И глядя ему в глаза, начала тихо, задумчиво:
Скоро разорвут оковы
Скованные люди.
Суд настанет, грозной речью
Грянут Днепр и горы,
Детей ваших кровь польется
В далекое море…
— Да настанет ли тот суд? — с болью вырвалось у Иванки.
— Кто знает. Отец мой верит в это.
— А я бы поджигал господские имения, экономии…
— Ничего это не даст, Иванко. В тюрьму посадят, только и всего. Надо прежде дать грамоту людям. Просветить надо хлебопашцев, и я все силы отдам на борьбу с темнотой…
Померкло на западе небо, станица замигала огоньками, над хатами потянулся вечерний дым.
— Пора!
Он слегка коснулся лба Тани обветренными губами, и она закрылась ладонями. Когда опустила руки, Иванко был уже далеко. Кажется, оглянулся: «Жди, моя русалка-а!» Почудилось или вправду?.. Еще мгновение, и его стройная, высокая фигура растаяла в сумерках.
* * *
…У ворот старшую сестру с нетерпением высматривали кареглазые Валя и Лида, подпрыгивали малыши — Раиска и Грицко, с крыльца таинственно улыбался брат Микола.

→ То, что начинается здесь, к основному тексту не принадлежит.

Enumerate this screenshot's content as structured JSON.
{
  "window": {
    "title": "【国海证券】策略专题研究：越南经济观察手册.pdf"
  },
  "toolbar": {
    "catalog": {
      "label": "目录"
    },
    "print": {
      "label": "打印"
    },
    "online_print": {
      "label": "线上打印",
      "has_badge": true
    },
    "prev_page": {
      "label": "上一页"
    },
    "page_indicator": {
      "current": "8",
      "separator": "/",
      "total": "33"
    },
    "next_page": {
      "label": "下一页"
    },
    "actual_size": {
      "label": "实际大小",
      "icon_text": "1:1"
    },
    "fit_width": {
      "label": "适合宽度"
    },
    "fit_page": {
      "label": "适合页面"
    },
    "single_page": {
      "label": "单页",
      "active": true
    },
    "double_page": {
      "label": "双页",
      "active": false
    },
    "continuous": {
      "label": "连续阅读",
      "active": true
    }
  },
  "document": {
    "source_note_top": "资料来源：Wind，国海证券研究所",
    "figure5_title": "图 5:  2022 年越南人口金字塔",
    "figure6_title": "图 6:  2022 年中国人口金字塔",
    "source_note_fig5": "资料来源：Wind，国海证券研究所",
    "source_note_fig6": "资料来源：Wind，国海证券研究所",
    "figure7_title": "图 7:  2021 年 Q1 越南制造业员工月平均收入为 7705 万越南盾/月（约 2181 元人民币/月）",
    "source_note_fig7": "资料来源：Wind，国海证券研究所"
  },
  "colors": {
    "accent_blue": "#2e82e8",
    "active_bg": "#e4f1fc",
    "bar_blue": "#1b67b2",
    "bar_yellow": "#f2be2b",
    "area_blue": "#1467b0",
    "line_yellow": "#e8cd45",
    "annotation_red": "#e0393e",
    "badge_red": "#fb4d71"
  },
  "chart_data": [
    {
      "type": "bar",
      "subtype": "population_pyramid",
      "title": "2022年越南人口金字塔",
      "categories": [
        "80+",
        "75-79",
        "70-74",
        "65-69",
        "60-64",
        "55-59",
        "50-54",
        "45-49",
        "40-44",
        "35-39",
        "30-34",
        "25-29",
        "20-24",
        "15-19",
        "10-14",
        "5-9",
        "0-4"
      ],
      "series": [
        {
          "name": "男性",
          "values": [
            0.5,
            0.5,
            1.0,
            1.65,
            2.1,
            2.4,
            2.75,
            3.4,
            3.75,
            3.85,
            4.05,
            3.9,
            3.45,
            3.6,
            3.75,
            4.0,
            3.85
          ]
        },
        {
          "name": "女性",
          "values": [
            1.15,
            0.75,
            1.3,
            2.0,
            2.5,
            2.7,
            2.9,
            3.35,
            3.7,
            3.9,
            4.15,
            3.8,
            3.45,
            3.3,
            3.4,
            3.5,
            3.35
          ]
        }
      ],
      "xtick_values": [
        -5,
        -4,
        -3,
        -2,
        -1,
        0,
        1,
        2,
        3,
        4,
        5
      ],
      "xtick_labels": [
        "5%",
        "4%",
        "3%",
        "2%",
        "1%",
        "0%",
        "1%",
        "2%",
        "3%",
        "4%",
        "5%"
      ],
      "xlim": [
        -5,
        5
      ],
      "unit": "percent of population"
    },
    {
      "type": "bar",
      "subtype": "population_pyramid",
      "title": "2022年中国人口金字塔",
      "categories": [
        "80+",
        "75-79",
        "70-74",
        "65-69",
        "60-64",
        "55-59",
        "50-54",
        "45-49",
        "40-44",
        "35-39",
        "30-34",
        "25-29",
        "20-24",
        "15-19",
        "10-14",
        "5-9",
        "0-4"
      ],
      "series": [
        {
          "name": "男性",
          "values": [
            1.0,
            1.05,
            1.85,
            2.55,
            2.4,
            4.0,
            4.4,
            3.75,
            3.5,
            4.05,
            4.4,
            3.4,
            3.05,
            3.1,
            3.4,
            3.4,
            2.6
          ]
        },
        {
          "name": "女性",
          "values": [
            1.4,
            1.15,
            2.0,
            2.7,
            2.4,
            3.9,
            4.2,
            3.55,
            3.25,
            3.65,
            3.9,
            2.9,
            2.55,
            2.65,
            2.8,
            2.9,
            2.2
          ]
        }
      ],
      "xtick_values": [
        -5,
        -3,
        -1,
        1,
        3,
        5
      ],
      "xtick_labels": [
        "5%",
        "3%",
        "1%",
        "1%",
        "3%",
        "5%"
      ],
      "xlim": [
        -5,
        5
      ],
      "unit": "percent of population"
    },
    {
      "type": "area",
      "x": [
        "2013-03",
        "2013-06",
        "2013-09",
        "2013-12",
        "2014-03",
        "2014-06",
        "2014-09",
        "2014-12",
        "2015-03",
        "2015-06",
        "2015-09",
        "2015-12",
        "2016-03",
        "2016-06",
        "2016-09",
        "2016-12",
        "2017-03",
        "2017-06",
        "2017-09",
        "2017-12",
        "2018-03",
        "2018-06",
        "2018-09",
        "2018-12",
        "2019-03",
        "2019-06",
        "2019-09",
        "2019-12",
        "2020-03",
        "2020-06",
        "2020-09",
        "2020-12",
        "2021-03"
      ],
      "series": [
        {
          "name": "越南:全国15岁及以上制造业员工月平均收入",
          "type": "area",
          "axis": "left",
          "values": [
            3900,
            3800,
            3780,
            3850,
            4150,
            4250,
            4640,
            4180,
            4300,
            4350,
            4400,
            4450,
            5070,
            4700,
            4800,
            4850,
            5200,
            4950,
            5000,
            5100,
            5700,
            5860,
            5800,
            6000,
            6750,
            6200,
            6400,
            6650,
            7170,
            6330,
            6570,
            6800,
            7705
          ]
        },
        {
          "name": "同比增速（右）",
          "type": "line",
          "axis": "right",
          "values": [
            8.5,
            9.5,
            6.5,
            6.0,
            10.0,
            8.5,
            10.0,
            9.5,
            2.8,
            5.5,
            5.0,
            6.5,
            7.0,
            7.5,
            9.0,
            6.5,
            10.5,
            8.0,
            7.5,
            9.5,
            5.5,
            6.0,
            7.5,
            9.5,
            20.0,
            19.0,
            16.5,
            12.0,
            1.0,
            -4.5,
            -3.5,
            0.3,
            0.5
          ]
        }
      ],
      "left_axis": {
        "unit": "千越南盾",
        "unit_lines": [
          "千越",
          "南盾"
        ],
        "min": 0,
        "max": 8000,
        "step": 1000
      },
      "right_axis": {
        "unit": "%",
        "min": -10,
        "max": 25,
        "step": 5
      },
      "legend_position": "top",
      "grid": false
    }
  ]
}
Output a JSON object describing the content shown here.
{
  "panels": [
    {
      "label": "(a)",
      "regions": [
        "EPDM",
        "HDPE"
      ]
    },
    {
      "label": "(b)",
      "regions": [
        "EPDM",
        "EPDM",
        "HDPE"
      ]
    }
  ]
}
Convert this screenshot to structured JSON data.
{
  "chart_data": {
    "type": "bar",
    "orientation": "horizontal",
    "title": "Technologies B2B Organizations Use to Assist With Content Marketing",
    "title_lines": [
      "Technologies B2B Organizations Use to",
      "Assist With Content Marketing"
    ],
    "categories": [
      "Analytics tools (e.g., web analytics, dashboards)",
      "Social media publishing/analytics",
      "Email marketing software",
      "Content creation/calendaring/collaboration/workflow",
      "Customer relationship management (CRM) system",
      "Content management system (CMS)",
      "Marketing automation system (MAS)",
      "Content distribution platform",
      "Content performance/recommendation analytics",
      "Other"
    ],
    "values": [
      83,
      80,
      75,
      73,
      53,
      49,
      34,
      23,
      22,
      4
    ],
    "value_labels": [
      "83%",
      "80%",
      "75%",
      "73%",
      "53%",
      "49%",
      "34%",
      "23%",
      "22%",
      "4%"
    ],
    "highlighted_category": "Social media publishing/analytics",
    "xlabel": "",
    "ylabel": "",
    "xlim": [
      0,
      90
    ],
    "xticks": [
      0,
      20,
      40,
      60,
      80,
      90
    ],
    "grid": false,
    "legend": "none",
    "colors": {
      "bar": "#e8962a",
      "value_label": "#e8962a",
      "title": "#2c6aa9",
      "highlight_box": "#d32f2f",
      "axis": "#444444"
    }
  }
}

На веранде пахло табачным дымом, сестренки повязали новые платочки — нетрудно было догадаться, что возвратился из Анапы отец. Но в комнате он был не один. За столом против него сидел Егор Калина — молодой учитель из богатой казачьей семьи. Он в белой праздничной черкеске из тонкого английского сукна, у пояса — серебряный кинжал, небрежно наброшен на плечи голубой башлык. Светлая одежда была к лицу молодому Калине с его черными пышными кудрями, смуглым лицом и темными глазами. На столе, резко выделяясь на белоснежной скатерти, стояла черная закупоренная бутылка. Но на стол ничего не подавали: мать, тяжело перенесшая смерть соседки Опанасенчихи, слегла в постель.